Kids on the Cusp focuses on teaching in the early middle grades – fourth and fifth. Our blogger, Mary Tarashuk, has experience in both those grades and currently teaches a self-contained 4th grade class in an eastern New Jersey public school. Mary is a second career teacher with nearly 20 years’ experience and a flair for writing (she’s a budding novelist). In 2015 she was recognized for education writing with a SmartBrief Annual Editor’s Choice Award for her post “Teaching by Doing Something Meaningful.” In 2019 she added teaching coach to her responsibilities.
Two Teachers in the Room is one of the few blogs on the Web dedicated to exploring the co-teaching experience. It’s written by Elizabeth Stein, a middle grades special education teacher, author, and SpEd/UDL instructional coach and new-teacher mentor in New York. Two Teachers champions balanced partnerships in inclusion settings and the potential of the Universal Design for Learning.
The Flexible Classroom riffs on the title of middle-level teacher Amber Chandler‘s 2016 book, The Flexible ELA Classroom: Practical Tools for Differentiated Instruction in Grades 4-8 (Routledge/MiddleWeb). Readers of her MiddleWeb blog can expect plenty of cutting-edge teaching ideas, with an emphasis on differentiation, SEL, and student-centered project learning. Amber has been contributing popular articles to MiddleWeb since 2014.
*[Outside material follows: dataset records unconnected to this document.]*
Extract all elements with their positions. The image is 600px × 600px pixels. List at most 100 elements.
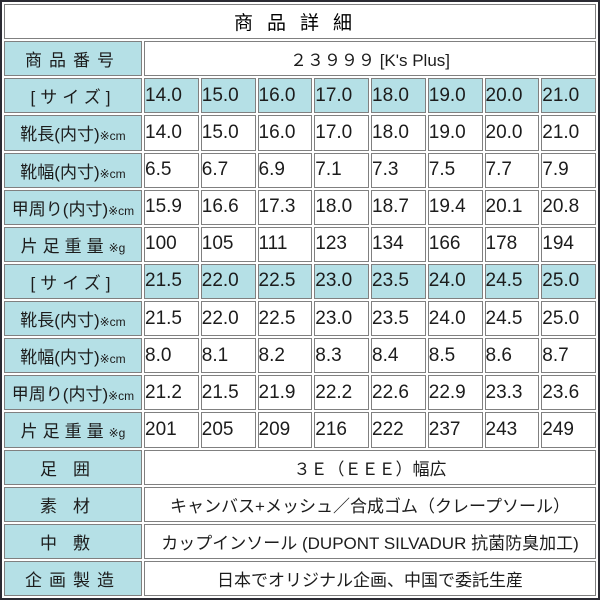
spec-value-cell: 8.0 — [144, 338, 199, 374]
spec-value-cell: 23.3 — [484, 375, 540, 411]
spec-value-cell: 16.0 — [257, 115, 313, 151]
product-number-label: 商品番号 — [4, 41, 142, 77]
spec-value-cell: 21.5 — [200, 375, 256, 411]
spec-value-cell: 23.5 — [371, 301, 426, 337]
size-cell: 24.0 — [427, 263, 483, 299]
spec-value-cell: 21.0 — [541, 115, 596, 151]
spec-value-cell: 111 — [257, 226, 313, 262]
spec-value-cell: 123 — [314, 226, 369, 262]
spec-value-cell: 100 — [144, 226, 199, 262]
spec-value-cell: 25.0 — [541, 301, 596, 337]
spec-value-cell: 7.9 — [541, 152, 596, 188]
info-value: 日本でオリジナル企画、中国で委託生産 — [144, 560, 596, 596]
spec-label: 靴幅(内寸) — [20, 348, 100, 368]
size-cell: 21.0 — [541, 78, 596, 114]
spec-value-cell: 134 — [371, 226, 426, 262]
spec-value-cell: 20.0 — [484, 115, 540, 151]
spec-value-cell: 18.0 — [314, 189, 369, 225]
spec-value-cell: 249 — [541, 412, 596, 448]
spec-value-cell: 7.5 — [427, 152, 483, 188]
size-cell: 21.5 — [144, 263, 199, 299]
info-label: 素材 — [4, 486, 142, 522]
spec-value-cell: 23.6 — [541, 375, 596, 411]
spec-unit: ※cm — [108, 389, 135, 404]
spec-label: 甲周り(内寸) — [11, 385, 109, 405]
spec-value-cell: 8.5 — [427, 338, 483, 374]
size-cell: 23.5 — [371, 263, 426, 299]
info-label: 企画製造 — [4, 560, 142, 596]
spec-value-cell: 22.0 — [200, 301, 256, 337]
spec-value-cell: 17.3 — [257, 189, 313, 225]
spec-value-cell: 19.4 — [427, 189, 483, 225]
spec-unit: ※g — [108, 426, 126, 441]
spec-value-cell: 105 — [200, 226, 256, 262]
size-cell: 15.0 — [200, 78, 256, 114]
spec-value-cell: 21.2 — [144, 375, 199, 411]
info-row-material: 素材 キャンバス+メッシュ／合成ゴム（クレープソール） — [4, 486, 596, 522]
spec-unit: ※cm — [108, 203, 135, 218]
spec-value-cell: 22.2 — [314, 375, 369, 411]
spec-label-cell: 甲周り(内寸)※cm — [4, 375, 142, 411]
spec-unit: ※cm — [99, 352, 126, 367]
spec-value-cell: 8.2 — [257, 338, 313, 374]
spec-unit: ※g — [108, 240, 126, 255]
info-row-foot-girth: 足囲 ３Ｅ（ＥＥＥ）幅広 — [4, 449, 596, 485]
spec-label-cell: 甲周り(内寸)※cm — [4, 189, 142, 225]
spec-value-cell: 8.4 — [371, 338, 426, 374]
size-cell: 24.5 — [484, 263, 540, 299]
spec-value-cell: 205 — [200, 412, 256, 448]
spec-value-cell: 8.1 — [200, 338, 256, 374]
spec-value-cell: 18.7 — [371, 189, 426, 225]
spec-value-cell: 8.7 — [541, 338, 596, 374]
spec-value-cell: 24.0 — [427, 301, 483, 337]
size-cell: 16.0 — [257, 78, 313, 114]
spec-row-instep-girth: 甲周り(内寸)※cm 21.2 21.5 21.9 22.2 22.6 22.9… — [4, 375, 596, 411]
info-row-insole: 中敷 カップインソール (DUPONT SILVADUR 抗菌防臭加工) — [4, 523, 596, 559]
size-cell: 20.0 — [484, 78, 540, 114]
table-title: 商品詳細 — [4, 4, 596, 40]
spec-label-cell: 片足重量※g — [4, 226, 142, 262]
spec-value-cell: 15.9 — [144, 189, 199, 225]
spec-row-shoe-length: 靴長(内寸)※cm 21.5 22.0 22.5 23.0 23.5 24.0 … — [4, 301, 596, 337]
spec-value-cell: 7.1 — [314, 152, 369, 188]
spec-label-cell: 靴長(内寸)※cm — [4, 115, 142, 151]
size-cell: 17.0 — [314, 78, 369, 114]
info-value: キャンバス+メッシュ／合成ゴム（クレープソール） — [144, 486, 596, 522]
spec-value-cell: 22.9 — [427, 375, 483, 411]
spec-row-weight: 片足重量※g 201 205 209 216 222 237 243 249 — [4, 412, 596, 448]
spec-value-cell: 21.9 — [257, 375, 313, 411]
size-cell: 18.0 — [371, 78, 426, 114]
spec-value-cell: 21.5 — [144, 301, 199, 337]
spec-unit: ※cm — [99, 166, 126, 181]
spec-unit: ※cm — [99, 315, 126, 330]
spec-label-cell: 片足重量※g — [4, 412, 142, 448]
size-row-label: [サイズ] — [4, 263, 142, 299]
spec-value-cell: 216 — [314, 412, 369, 448]
spec-value-cell: 6.9 — [257, 152, 313, 188]
size-header-row: [サイズ] 14.0 15.0 16.0 17.0 18.0 19.0 20.0… — [4, 78, 596, 114]
spec-value-cell: 24.5 — [484, 301, 540, 337]
spec-value-cell: 7.3 — [371, 152, 426, 188]
spec-row-shoe-width: 靴幅(内寸)※cm 8.0 8.1 8.2 8.3 8.4 8.5 8.6 8.… — [4, 338, 596, 374]
spec-row-shoe-width: 靴幅(内寸)※cm 6.5 6.7 6.9 7.1 7.3 7.5 7.7 7.… — [4, 152, 596, 188]
product-number-value: ２３９９９ [K's Plus] — [144, 41, 596, 77]
spec-row-instep-girth: 甲周り(内寸)※cm 15.9 16.6 17.3 18.0 18.7 19.4… — [4, 189, 596, 225]
spec-value-cell: 15.0 — [200, 115, 256, 151]
size-cell: 19.0 — [427, 78, 483, 114]
spec-row-weight: 片足重量※g 100 105 111 123 134 166 178 194 — [4, 226, 596, 262]
spec-value-cell: 19.0 — [427, 115, 483, 151]
info-row-manufacturing: 企画製造 日本でオリジナル企画、中国で委託生産 — [4, 560, 596, 596]
spec-unit: ※cm — [99, 129, 126, 144]
spec-value-cell: 237 — [427, 412, 483, 448]
spec-value-cell: 20.1 — [484, 189, 540, 225]
spec-label: 靴幅(内寸) — [20, 162, 100, 182]
spec-value-cell: 209 — [257, 412, 313, 448]
spec-value-cell: 6.5 — [144, 152, 199, 188]
spec-value-cell: 7.7 — [484, 152, 540, 188]
spec-label-cell: 靴幅(内寸)※cm — [4, 152, 142, 188]
spec-label: 甲周り(内寸) — [11, 199, 109, 219]
info-label: 足囲 — [4, 449, 142, 485]
spec-label: 靴長(内寸) — [20, 125, 100, 145]
spec-value-cell: 14.0 — [144, 115, 199, 151]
Teaching with a View. Brent Gilson subtitled his blog “Middle School in a Rural Setting” — a small community in southern Alberta, Canada. This year (2019-20) Brent is teaching English Language Arts to grades 7-9, but his experience reaches back all the way to grade 3! He’s a “voice and choice” educator committed to student-centered literacy instruction, a favorite topic in his Twitter stream where he co-hosts the #G2Great chats.
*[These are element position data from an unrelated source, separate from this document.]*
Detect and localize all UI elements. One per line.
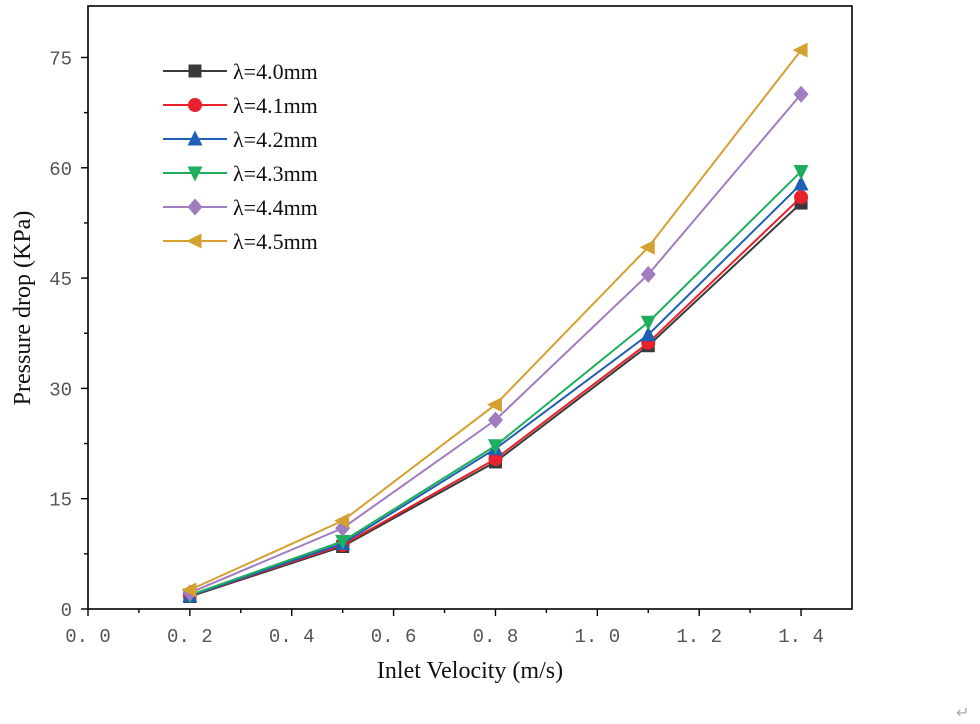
diamond-marker	[793, 85, 809, 103]
plot-frame	[87, 5, 853, 610]
y-axis-title: Pressure drop (KPa)	[10, 211, 36, 406]
legend-label: λ=4.3mm	[233, 161, 318, 186]
series-layer	[181, 42, 809, 604]
legend-item: λ=4.0mm	[163, 59, 318, 84]
legend-label: λ=4.1mm	[233, 93, 318, 118]
triangle-left-marker	[186, 233, 202, 249]
x-tick-label: 1. 4	[778, 626, 824, 648]
triangle-left-marker	[334, 513, 350, 529]
y-tick-label: 30	[49, 379, 72, 401]
y-tick-label: 45	[49, 269, 72, 291]
square-marker	[188, 64, 202, 78]
legend-label: λ=4.0mm	[233, 59, 318, 84]
triangle-down-marker	[335, 534, 351, 550]
circle-marker	[794, 190, 809, 205]
y-tick-label: 15	[49, 490, 72, 512]
diamond-marker	[487, 411, 503, 429]
legend-label: λ=4.5mm	[233, 229, 318, 254]
triangle-left-marker	[639, 239, 655, 255]
x-tick-label: 0. 4	[269, 626, 315, 648]
triangle-left-marker	[486, 397, 502, 413]
legend-item: λ=4.1mm	[163, 93, 318, 118]
triangle-left-marker	[792, 42, 808, 58]
y-tick-label: 0	[61, 600, 72, 622]
x-tick-label: 0. 0	[65, 626, 111, 648]
circle-marker	[488, 451, 503, 466]
x-tick-label: 0. 6	[371, 626, 417, 648]
x-tick-label: 0. 2	[167, 626, 213, 648]
legend-label: λ=4.2mm	[233, 127, 318, 152]
triangle-up-marker	[793, 175, 809, 191]
x-tick-label: 1. 0	[575, 626, 621, 648]
circle-marker	[188, 98, 202, 112]
x-tick-label: 0. 8	[473, 626, 519, 648]
series-5	[181, 42, 808, 598]
x-axis: 0. 0 0. 2 0. 4 0. 6 0. 8 1. 0 1. 2 1. 4	[65, 609, 824, 648]
diamond-marker	[187, 198, 203, 216]
triangle-down-marker	[487, 439, 503, 455]
triangle-up-marker	[187, 130, 203, 146]
series-line	[189, 196, 802, 597]
triangle-down-marker	[793, 164, 809, 180]
legend-item: λ=4.3mm	[163, 161, 318, 186]
x-tick-label: 1. 2	[676, 626, 722, 648]
return-arrow-icon: ↵	[956, 703, 969, 722]
triangle-down-marker	[187, 166, 203, 182]
legend: λ=4.0mm λ=4.1mm λ=4.2mm λ=4.3mm λ=4.4mm λ=4.5…	[163, 59, 318, 254]
plot-border	[87, 5, 853, 610]
legend-label: λ=4.4mm	[233, 195, 318, 220]
x-axis-title: Inlet Velocity (m/s)	[377, 658, 563, 684]
legend-item: λ=4.2mm	[163, 127, 318, 152]
y-tick-label: 75	[49, 48, 72, 70]
triangle-down-marker	[640, 315, 656, 331]
triangle-up-marker	[640, 326, 656, 342]
y-axis: 0 15 30 45 60 75	[49, 48, 88, 622]
y-tick-label: 60	[49, 159, 72, 181]
legend-item: λ=4.4mm	[163, 195, 318, 220]
legend-item: λ=4.5mm	[163, 229, 318, 254]
diamond-marker	[640, 265, 656, 283]
triangle-left-marker	[181, 582, 197, 598]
Jeremy Hyler‘s column Create, Compose, Connect riffs on the title of his first book and shares his forward-thinking teaching philosophy. He is a Michigan middle school teacher with an English language arts/Science background and currently teaches 7th grade ELA classes. Integrating technology and digital tools into literacy instruction is his special passion. His latest book (with Troy Hicks) is From Texting to Teaching.
To augment our great coverage of STEM topics (see above) we invited science teacher, content expert and coach Kathy Renfrew to become The Science Lady and write about general science topics from her perspective as a veteran middle grades teacher and early advocate for the Next Generation Science Standards.
For Working Draft we were fortunate to convince sixth grade ELA teacher and writing champion Kevin Hodgson to share his thoughts and his classroom life. Kevin, who tweets @dogtrax and maintains a popular personal blog, Kevin’s Meandering Mind, loves to create graphics and audio to go with his posts. Among his many topics: reluctant writers, visual literacy, games and learning, and teaching 6th grade in elementary school.